The Disaster Artist, a new book by Room costar Greg Sestero (Mark) and journalist Tom Bissell, offers more than 250 pages of proof that Wiseau’s solitary vision elevated The Room from just a bad film to one of the most beloved bad films of all time. The book makes it clear that Wiseau’s commitment to the film in his head was unyielding—much to the continual horror of the movie’s cast and crew members, many of whom left the production and had to be replaced. Describing a typical reaction to one of Wiseau’s directorial decisions, Sestero recalls that a crew member’s face “underwent at least five distinct changes of expression: puzzlement, dismay, shock, incredulousness, and finally bleak acceptance.” About the only change made in postproduction was to shave three minutes off one of Johnny’s sex scenes with Lisa.
Wiseau’s authoritarian approach is what made The Room so bad, but it’s also what made it so special. Film, perhaps more than any other art form, is a collaborative medium. As director-financier-star-producer-writer, Wiseau didn’t have to collaborate. He had the rare liberty to do exactly what he wanted to do. “Movie studios don’t let people like Tommy Wiseau make them,” Bissell tells me. “Someone should have just pulled the plug on it at some point, and no one did.” When Hollywood—or really, anyone with some sort of power—fails to intervene, The Room happens. And, according to Wiseau, rightfully so. “This is real life,” Sestero remembers Wiseau telling his weary crew. “You want to be fake? Not me. I hate fake stuff.”
For most viewers, little in The Room bears even remote resemblance to real life. One of the film’s most cherished lines, judging by YouTube views, is when Mark exhorts a nosy friend to “leave your stupid comments in your pocket!” For Wiseau, however, this expression made some kind of strange sense. So much so, in fact, he “wasn’t going to let any of us move on until he had this ridiculous line of dialogue in the can,” Sestero writes. What else made sense? A scene with four men, each in tuxedos, tossing a football around while standing only a few feet apart. And, the idea that a stockbroker with a randy stay-home woman is the apex of American achievement. The Room may be a non-native’s laughable, even grotesque caricature of modern American life, but it’s an incredibly sincere one.

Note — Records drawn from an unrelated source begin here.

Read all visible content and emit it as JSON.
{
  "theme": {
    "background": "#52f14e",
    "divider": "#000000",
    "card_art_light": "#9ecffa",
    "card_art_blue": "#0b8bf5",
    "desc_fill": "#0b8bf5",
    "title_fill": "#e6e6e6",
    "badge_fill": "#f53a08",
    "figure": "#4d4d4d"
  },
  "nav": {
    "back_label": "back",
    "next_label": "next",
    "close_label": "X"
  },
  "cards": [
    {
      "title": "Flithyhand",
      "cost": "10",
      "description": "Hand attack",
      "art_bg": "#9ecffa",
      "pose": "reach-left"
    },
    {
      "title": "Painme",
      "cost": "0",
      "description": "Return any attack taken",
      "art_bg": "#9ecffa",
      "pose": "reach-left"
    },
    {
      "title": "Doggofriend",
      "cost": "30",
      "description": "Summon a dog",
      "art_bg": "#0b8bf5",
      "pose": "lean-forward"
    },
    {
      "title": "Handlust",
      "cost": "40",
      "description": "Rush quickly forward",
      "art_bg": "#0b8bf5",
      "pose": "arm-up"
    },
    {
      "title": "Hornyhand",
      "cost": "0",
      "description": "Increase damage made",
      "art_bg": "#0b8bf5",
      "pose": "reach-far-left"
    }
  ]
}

Given this context, it might be useful to think of Wiseau as something of an outsider artist. Outsider art—also known as visionary art, or art brut— “describes the work of untrained, self-taught people who make art,” says Charles Russell, author of the book Groundwaters: A Century of Art by Self-Taught and Outsider Artists. Marginalized from society, or at least the art world, due to disability, isolation, or lack of artistic training, outsider artists “are basically following their own personal vision,” Russell says. The label has traditionally applied to painters and sculptors—Sarah Boxer gave an overview of the genre in a recent issue of The Atlantic—but it’s hard to see why it couldn’t also refer to Wiseau or any other thwarted, un-self-aware filmmaker.